屋根に積もる雪の重さはどのくらいあるのか?

屋根上積雪

最近の新潟市の雪は、以前よりも一度にたくさん降るようになったと感じませんか。

これまでは少しずつ積もっていくことが多かったのに、近年は一晩でどっと積もることが増えているように思います。気候変動の影響かもしれません。
一気に降ると、雪下ろしをする間もなく屋根に雪が残り続けます。しかもこうした傾向は新潟だけでなく、これまで雪の少なかった地域でも見られるようになっています。

雪は見た目より、はるかに重い

積雪軒先

昔の家では、雪が積もると引き戸が開かなくなることがよくありました。雪が積もっただけで家が倒れるわけではありませんが、その「重さ」によって建物にさまざまな不具合が起きていたのです。

雪かきをしたことがある方なら分かるはずです。雪は、想像以上に重い。スコップで数回すくうだけで息が上がります。それは決して大げさではありません。

では、実際にどれくらいの重さがあるのでしょうか。

建築基準法で定められている雪の重さ

建築基準法では、構造計算を行う際の「雪の重さ」が定められています。

  • 一般地域:1㎥あたり200kg
  • 多雪地域:1㎥あたり300kg

新潟県は全域が「多雪地域」に指定されているため、1㎥あたり300kgで計算する必要があります。

これは、1m × 1m × 1m の雪が300kgという意味です。

しかも雪は、

  • 上からさらに積もる
  • 圧縮される
  • 雨を含む

ことで、どんどん重くなります。

屋根にかかる重さを計算してみると…

例えば、屋根面積が50㎡の住宅に1mの雪が積もった場合。

50㎡ × 300kg = 15,000kg(15トン)

これは、軽自動車約23台分の重さに相当します。

屋根の上に車が23台載っている状態。そう考えると、雪の重さの大きさが実感できるのではないでしょうか。

構造計算が重要な理由

これだけの荷重を支えるには、柱や梁に十分な強度が必要です。

積雪荷重をきちんと見込んで設計されていれば問題ありません。しかし、そうでない建物では、たわみや建具の不具合などが起こる可能性があります。

だからこそ、こまめな雪下ろしも大切なのです。

どれくらいの積雪を想定すべきか?

建築基準法では、地域ごとに「垂直積雪量」が定められています。

新潟県内では、地域によって50cm~360cmまで基準が異なります。

例えば360cmを想定すると、非常に大きな積雪荷重となり、柱や梁をより太くする必要があります。

もちろん、

  • 雪下ろしをしなくてもよい「耐雪住宅」にする
  • 屋根に勾配をつけて落雪させる
  • 早めに雪下ろしを行い、荷重を減らす

といった選択肢もあります。

ただし、耐雪性能を高めれば、その分建設費は上がります。

「載せる設計」か「落とす設計」か

落雪屋根

敷地に余裕があれば、雪止めを付けずに落雪させる方法も有効です。屋根に雪を載せ続けないことで、構造への負担を軽減でき、結果として建設費の抑制にもつながります。

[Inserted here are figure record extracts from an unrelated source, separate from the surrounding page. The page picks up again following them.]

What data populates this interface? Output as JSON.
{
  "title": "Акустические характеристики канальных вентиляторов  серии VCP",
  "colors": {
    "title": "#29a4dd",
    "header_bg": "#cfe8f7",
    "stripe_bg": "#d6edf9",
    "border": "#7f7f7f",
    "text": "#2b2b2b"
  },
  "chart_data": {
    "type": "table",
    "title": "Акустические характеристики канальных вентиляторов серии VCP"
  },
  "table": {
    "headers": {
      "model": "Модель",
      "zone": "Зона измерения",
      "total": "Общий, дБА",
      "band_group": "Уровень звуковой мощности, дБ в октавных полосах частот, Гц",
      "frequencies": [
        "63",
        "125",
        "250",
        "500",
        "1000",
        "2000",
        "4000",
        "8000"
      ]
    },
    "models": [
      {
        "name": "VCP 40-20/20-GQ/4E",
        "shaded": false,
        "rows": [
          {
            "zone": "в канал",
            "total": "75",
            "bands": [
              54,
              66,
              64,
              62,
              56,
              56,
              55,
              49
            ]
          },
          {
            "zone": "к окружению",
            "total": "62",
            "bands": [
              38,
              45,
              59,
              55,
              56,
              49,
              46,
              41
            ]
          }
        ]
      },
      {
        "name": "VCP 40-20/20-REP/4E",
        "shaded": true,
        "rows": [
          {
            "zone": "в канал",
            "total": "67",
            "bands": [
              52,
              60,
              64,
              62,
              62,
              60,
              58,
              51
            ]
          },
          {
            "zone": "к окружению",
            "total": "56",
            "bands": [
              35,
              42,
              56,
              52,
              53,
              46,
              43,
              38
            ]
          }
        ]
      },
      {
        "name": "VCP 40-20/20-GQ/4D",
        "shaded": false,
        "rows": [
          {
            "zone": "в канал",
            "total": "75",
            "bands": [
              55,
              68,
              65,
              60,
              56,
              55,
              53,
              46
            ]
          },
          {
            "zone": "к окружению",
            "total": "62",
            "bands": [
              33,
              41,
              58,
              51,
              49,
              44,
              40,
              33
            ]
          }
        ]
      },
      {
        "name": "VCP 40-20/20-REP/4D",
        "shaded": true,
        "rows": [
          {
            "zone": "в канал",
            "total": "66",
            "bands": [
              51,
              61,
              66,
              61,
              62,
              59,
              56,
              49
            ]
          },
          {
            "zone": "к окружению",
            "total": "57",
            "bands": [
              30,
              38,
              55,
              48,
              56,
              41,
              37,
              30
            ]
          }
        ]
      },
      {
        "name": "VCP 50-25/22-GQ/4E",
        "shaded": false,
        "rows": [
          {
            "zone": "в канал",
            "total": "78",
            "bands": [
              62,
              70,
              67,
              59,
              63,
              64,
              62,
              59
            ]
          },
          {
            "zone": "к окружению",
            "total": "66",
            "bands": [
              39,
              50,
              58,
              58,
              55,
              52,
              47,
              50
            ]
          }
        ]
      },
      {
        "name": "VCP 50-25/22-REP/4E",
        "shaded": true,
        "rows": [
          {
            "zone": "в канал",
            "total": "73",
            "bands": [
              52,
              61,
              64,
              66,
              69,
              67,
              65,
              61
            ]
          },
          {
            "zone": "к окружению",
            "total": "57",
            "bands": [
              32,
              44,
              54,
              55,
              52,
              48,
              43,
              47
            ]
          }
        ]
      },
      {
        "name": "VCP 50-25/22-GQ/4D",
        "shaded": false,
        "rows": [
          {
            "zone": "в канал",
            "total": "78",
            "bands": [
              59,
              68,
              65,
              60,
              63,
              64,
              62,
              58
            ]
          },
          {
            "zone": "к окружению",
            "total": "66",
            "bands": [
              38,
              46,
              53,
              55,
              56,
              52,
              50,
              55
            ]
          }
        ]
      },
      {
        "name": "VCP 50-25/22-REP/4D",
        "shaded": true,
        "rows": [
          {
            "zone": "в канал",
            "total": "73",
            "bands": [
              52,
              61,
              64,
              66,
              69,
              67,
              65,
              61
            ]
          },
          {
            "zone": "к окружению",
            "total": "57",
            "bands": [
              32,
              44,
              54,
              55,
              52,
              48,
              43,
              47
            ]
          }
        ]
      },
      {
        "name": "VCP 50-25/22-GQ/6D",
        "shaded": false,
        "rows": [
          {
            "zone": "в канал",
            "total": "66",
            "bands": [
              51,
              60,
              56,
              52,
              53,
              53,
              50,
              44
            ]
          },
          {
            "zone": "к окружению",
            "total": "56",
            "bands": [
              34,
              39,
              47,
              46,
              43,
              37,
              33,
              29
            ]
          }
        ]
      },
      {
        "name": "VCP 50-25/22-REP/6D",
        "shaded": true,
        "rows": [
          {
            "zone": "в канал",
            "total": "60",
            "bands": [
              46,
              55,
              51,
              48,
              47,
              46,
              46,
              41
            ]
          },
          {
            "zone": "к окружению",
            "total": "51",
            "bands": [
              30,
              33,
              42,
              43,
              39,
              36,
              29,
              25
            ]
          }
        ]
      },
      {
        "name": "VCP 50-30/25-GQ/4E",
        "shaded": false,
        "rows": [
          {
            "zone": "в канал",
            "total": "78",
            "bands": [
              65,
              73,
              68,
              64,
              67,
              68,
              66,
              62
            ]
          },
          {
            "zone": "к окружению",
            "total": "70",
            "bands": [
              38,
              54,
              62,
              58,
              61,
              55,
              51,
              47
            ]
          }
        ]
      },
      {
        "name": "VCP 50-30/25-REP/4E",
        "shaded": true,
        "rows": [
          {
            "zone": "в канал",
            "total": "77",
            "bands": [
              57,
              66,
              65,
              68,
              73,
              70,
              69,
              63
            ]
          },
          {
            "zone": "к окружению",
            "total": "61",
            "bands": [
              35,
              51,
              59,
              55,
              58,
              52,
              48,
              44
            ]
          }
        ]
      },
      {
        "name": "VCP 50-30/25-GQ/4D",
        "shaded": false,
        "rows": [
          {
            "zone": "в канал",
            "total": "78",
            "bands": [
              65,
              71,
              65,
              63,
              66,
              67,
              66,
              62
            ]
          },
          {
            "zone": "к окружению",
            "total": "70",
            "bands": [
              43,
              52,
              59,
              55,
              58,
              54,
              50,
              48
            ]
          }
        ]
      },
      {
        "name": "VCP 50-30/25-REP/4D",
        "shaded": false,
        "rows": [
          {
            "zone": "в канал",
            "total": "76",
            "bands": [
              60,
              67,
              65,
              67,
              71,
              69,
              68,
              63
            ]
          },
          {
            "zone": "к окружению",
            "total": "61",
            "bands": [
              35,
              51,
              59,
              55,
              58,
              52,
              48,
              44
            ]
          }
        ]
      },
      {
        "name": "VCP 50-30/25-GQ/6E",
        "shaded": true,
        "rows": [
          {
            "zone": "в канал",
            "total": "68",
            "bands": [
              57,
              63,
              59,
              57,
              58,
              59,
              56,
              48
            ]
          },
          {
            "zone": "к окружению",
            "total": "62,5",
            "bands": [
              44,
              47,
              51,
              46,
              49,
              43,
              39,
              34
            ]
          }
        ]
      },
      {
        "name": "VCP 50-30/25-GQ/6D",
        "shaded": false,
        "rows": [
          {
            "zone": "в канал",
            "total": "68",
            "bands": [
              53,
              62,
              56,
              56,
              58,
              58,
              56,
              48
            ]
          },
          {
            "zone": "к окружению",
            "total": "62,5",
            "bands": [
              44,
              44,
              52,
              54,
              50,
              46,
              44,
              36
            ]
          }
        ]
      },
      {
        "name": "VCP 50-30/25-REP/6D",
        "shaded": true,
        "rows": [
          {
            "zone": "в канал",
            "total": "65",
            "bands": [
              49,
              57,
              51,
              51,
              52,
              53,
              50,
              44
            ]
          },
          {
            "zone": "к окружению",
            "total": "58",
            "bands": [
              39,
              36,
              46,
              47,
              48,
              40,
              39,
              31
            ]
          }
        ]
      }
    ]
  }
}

屋根の上に長期間大きな荷重を載せ続けることは、建物にとって決して良い状態ではありません。

仮に耐雪性能があったとしても、可能であれば雪を下ろす、あるいは落雪させる方が建物への負担は小さくなります。

雪国で家を建てるということ

雪国で家を建てるということは、

「どれだけ積もるか」だけでなく、
「どれだけの重さになるか」を考えることでもあります。

それは単に構造の話ではなく、
この土地の自然を受け入れるという姿勢でもあります。

雪は、ときに厳しい存在です。
ですが同時に、窓の外を真っ白に染める美しい風景でもあります。
しんと静まり返った朝の空気や、降り積もる雪を眺める時間は、雪国ならではの贈りものです。

備えを整えたうえで、
この土地だからこそ味わえる冬の景色を、思いきり楽しむ。

それが、雪国で家を建てるということなのだと思います。